For some traditional African handicrafts and souvenirs, you’ll want to visit the Green Point Flea Market. This is one of the largest markets in Cape Town and springs up every Sunday in the car park outside Green Point Stadium.
If beachfront living is your thing, you’ll love Camps Bay, a vibrant beachfront lined with cafes and restaurants, 15 minutes’ drive from the city. But if you ask me, the real gems of Cape Town are found outside the city centre. Especially so for city folks like me.
Don’t skip the Cape of Good Hope for whatever reason
If you have only one precious day in Cape Town, be sure to drive out to the Cape of Good Hope (after you have tried your luck at Table Mountain, that is). Located in the Cape Peninsula, it is approximately 70 km south of Cape Town.
The road there is peppered with small towns and attractions, seemingly set up to whet your appetite for the main event. But you will soon realise that it is all part of the abundant wealth of nature that Cape Town has to offer.
The clear blue waters of Hout Bay.
The nature buffet started off in Hout Bay, where we boarded a boat to watch Cape fur seals bask in the sunlight on Duiker Island. Though captivating, the smell was overwhelming, to say the least.
Cape fur seals basking in the sun on Duiker Island.
Next, our eyes feasted on the spectacular view of the Atlantic Ocean from Chapman’s Peak Drive, a scenic stretch of coastal road hugging the cliff edge of the Atlantic seaboard.
The spectacular view from Chapman’s Peak Drive.
Following that was lunch at the quaint seaside town of Simon’s Town and a quick stop at nearby Boulders Beach. Like the pebble beaches of Nice in France, one wonders where all the sand went and the rocks came from. Boulders Beach is one such wonder of the world (or maybe just “wonder of my world”).
Boulders Beach in the Cape Peninsula…
Apart from the large granite boulders millions of years old, the beach is also home to a colony of African Penguins, the only place in the world where you can get close to the adorable fellas. With our creature comforts satisfied, we headed into the Cape Peninsula for the main event.
And the adorable African penguins that call it home.

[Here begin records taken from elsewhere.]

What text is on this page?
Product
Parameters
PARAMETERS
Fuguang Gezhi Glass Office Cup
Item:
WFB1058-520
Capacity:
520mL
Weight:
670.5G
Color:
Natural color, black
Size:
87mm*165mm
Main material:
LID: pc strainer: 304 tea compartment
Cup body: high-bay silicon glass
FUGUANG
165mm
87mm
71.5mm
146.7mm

The Cape of Good Hope and Cape Point are popular tourist spots, so be prepared for the crowds that inevitably come with it. Initially named “Cape of Storms” (no thanks to its casualty-ridden maritime history), it was later renamed the Cape of Good Hope for the potential opportunities that a new trade route round the cape offered. A strategically-placed sign announcing the location served as our first photo stop.

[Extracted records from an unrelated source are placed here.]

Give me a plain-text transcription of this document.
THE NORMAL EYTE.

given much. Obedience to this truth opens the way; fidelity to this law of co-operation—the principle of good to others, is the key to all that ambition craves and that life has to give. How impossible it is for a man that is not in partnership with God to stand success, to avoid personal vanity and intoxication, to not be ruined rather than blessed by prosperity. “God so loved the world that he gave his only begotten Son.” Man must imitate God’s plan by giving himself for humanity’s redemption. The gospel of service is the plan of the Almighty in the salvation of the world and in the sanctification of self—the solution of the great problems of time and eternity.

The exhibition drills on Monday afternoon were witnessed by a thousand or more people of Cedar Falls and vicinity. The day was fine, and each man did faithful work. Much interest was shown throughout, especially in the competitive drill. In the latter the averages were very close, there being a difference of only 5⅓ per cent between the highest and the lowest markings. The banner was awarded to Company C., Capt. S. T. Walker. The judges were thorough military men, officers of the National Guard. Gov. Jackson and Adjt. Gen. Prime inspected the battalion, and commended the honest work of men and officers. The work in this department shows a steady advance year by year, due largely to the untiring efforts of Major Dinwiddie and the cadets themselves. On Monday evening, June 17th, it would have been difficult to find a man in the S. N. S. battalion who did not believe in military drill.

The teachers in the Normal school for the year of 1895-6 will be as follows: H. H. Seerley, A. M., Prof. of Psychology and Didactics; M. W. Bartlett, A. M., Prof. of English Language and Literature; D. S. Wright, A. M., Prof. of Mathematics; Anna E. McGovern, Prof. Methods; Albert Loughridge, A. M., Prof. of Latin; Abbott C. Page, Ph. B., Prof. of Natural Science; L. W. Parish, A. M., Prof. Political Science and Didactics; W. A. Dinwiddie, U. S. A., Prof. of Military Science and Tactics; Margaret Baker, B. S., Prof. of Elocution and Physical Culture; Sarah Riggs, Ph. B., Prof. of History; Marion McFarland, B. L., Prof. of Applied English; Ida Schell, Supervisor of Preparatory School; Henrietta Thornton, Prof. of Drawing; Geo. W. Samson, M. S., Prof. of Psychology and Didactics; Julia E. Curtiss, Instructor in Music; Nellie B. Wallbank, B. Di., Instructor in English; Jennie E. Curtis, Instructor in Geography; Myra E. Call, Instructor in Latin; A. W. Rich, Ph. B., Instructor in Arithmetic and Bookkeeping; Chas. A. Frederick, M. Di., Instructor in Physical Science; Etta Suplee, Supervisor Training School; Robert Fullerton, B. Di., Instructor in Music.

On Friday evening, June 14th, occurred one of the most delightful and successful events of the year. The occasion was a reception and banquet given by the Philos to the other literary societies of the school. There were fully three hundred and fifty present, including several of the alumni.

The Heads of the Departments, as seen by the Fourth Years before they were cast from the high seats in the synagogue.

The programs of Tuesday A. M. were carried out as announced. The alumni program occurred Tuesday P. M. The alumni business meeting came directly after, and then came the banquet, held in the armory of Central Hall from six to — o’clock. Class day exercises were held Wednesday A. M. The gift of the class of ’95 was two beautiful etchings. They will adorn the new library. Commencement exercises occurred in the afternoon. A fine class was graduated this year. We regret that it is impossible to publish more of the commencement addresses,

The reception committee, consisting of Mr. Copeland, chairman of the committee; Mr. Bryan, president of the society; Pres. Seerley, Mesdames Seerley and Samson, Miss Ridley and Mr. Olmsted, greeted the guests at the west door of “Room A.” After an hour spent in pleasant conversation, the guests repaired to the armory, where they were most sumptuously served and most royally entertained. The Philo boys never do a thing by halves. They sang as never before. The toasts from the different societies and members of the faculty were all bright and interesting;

From the Cape of Good Hope, we then made our way to Cape Point, the tip of the Cape Peninsula, to see the lighthouses that provide a beacon of light to the many vessels that ply the seas off the South African coast. There, another strategically-placed sign completed our photo collection.
The old lighthouse at Cape Point, the tip of the Cape Peninsula.
There is a general misconception that Cape Point is the southern-most tip of Africa, probably because it is more well-known and easier to access. But really, that honour belongs to Cape Agulhas, which is approximately another 150 km southeast.
The old lighthouse (pictured above) is easily accessible by a ride up the funicular, named the Flying Dutchman. Or if you want to save some money, you could choose to walk up the steps like us. From there, if you follow the Lighthouse Keepers trail and walk 1.5 hours (gasp!), you will reach the new lighthouse. Needless to say, we did not attempt the trip there.
The gorgeous ocean view at Cape Point.
If time allows, you could also hike up the scenic walk for a different experience. Cape Point and the Cape of Good Hope are part of the massive Table Mountain National Park and offer many activities such as hiking, surfing, bird-watching, fishing and an overnight trail.
Free guided walks are offered at Cape Point on selected Sunday mornings throughout the year. But if that sounds like too much of a workout, you could just hang around the shoreline and gawk at the scenery like we did.
With a newfound appreciation for Mother Nature, we bade farewell to the Cape of Good Hope as the sun set.